Eight years after MICRA’s enactment, the first case decided by the California Supreme Court was American Bank & Trust v. Community Hospital, 33 Cal. 3d 674 (1983). In a 4-3 opinion, the majority found that the periodic payment provision violated equal protection, because it treated malpractice plaintiffs differently from other plaintiffs that sued for personal injuries. Immediately after this decision, the health care providers petitioned for rehearing, which was granted — a rare occasion. This time, the Court decided 4-3 the opposite way.[21]
In 2019, a new coalition (including Consumer Watchdog and trial lawyers Nicholas Rowley and James Harrison[22][23]) filed paperwork for a new "Fairness for Injured Patients Act" ballot initiative, which would have removed MICRA's cap on noneconomic damages. In January 2020, the initiative's sponsors submitted signatures to qualify the initiative for the November 2020 general election ballot;[24] however, they later withdrew the signatures and filed to place the initiative on the November 2022 general election ballot due to the outbreak of the coronavirus pandemic.[25]
In April 2022, Assemblymember Eloise Gomez Reyes and State Senator Tom Umberg worked together to draft AB 35, a legislative compromise on MICRA reform.[26] Under AB 35, the caps on non-economic damages will rise and become indexed to inflation. Over the first ten years, the cap on non-economic damages for non-death cases will increase steadily to $750,000, and that for cases involving a death to $1 million; after this, the caps will adjust for inflation annually by 2%. In addition, the limits on contingency fees for plaintiffs' attorneys will be increased and attorneys will be allowed to request a higher fee by filing a motion.[27]

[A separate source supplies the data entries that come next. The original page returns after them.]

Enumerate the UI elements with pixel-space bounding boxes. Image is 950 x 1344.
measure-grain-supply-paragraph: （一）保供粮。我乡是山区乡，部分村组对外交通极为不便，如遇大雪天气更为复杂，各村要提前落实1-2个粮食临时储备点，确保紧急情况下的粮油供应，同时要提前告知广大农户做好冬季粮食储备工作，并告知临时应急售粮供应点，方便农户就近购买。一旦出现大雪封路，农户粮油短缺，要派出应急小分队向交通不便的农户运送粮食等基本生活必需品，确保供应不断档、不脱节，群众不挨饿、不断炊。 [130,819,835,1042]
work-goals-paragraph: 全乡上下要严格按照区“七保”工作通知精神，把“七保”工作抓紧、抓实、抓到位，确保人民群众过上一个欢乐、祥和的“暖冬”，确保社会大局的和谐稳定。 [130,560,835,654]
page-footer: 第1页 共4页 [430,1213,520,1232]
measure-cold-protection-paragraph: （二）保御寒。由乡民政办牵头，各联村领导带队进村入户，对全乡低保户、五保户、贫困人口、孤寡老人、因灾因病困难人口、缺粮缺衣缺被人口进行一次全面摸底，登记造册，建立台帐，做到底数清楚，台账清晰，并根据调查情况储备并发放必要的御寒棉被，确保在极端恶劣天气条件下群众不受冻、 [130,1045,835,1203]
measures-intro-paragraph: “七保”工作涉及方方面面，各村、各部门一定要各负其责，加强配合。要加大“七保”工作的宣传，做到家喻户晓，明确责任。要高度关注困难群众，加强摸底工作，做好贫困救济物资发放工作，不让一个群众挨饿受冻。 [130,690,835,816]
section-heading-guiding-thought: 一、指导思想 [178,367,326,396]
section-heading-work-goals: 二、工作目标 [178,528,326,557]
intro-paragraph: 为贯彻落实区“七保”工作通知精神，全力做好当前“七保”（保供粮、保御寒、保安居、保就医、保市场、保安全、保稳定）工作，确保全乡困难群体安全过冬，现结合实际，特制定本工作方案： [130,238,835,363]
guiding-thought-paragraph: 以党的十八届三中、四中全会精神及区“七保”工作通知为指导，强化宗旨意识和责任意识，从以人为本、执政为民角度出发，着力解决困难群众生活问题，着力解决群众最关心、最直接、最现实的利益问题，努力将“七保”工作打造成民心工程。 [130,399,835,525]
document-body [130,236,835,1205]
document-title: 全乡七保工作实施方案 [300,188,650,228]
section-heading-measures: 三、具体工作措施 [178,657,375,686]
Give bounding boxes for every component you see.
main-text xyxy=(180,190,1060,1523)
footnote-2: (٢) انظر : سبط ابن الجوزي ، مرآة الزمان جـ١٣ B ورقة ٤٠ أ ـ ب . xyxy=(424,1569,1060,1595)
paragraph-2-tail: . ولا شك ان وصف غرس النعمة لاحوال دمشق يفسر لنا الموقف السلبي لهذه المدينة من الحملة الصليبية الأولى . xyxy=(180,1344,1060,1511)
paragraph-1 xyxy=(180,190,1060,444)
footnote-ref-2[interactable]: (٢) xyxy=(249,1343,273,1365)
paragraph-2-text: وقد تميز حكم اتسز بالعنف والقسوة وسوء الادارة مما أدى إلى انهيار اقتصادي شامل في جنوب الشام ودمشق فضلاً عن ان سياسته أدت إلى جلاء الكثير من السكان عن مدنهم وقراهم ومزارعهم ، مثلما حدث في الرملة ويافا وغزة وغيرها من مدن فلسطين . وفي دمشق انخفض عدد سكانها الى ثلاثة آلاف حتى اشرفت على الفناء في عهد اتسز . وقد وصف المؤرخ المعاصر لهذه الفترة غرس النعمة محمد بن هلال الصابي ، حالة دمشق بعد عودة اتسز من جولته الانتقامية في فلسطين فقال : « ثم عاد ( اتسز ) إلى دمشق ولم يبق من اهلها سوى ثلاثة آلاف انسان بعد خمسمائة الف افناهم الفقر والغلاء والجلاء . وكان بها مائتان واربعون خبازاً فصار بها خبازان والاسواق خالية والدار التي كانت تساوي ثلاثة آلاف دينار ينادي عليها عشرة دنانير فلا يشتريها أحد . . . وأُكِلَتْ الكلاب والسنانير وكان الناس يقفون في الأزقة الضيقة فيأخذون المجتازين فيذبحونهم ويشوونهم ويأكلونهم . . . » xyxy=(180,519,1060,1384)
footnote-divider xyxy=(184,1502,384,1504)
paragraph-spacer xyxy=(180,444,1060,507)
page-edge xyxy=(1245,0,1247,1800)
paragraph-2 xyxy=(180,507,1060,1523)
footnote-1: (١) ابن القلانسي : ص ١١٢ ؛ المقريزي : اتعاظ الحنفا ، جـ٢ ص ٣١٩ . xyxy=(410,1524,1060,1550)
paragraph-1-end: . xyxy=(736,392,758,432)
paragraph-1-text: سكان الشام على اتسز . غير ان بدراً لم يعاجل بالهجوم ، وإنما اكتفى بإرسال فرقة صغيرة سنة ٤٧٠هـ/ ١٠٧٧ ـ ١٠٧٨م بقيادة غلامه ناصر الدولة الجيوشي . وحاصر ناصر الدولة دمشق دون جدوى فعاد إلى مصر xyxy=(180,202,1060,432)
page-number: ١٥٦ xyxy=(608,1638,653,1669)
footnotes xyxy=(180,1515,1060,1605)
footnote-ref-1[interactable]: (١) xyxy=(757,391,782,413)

The bill was endorsed by both the Consumer Attorneys of California and Californians Allied for Patient Protection, two groups who opposed each other in the debate over Proposition 46.[28] It was also endorsed by the coalition behind the Fairness for Injured Patients Act, who withdrew their initiative from the ballot one week after the compromise passed both houses of the state legislature.[29] Reporter Dan Walters states that this compromise was reached as a result of fatigue on both sides from an almost five decade long battle over this issue, and fear on both sides that the result of a qualified ballot initiative would have had the voters immutably deciding the issue.[30]
Governor Gavin Newsom signed the bill into law on May 23, 2022.[31]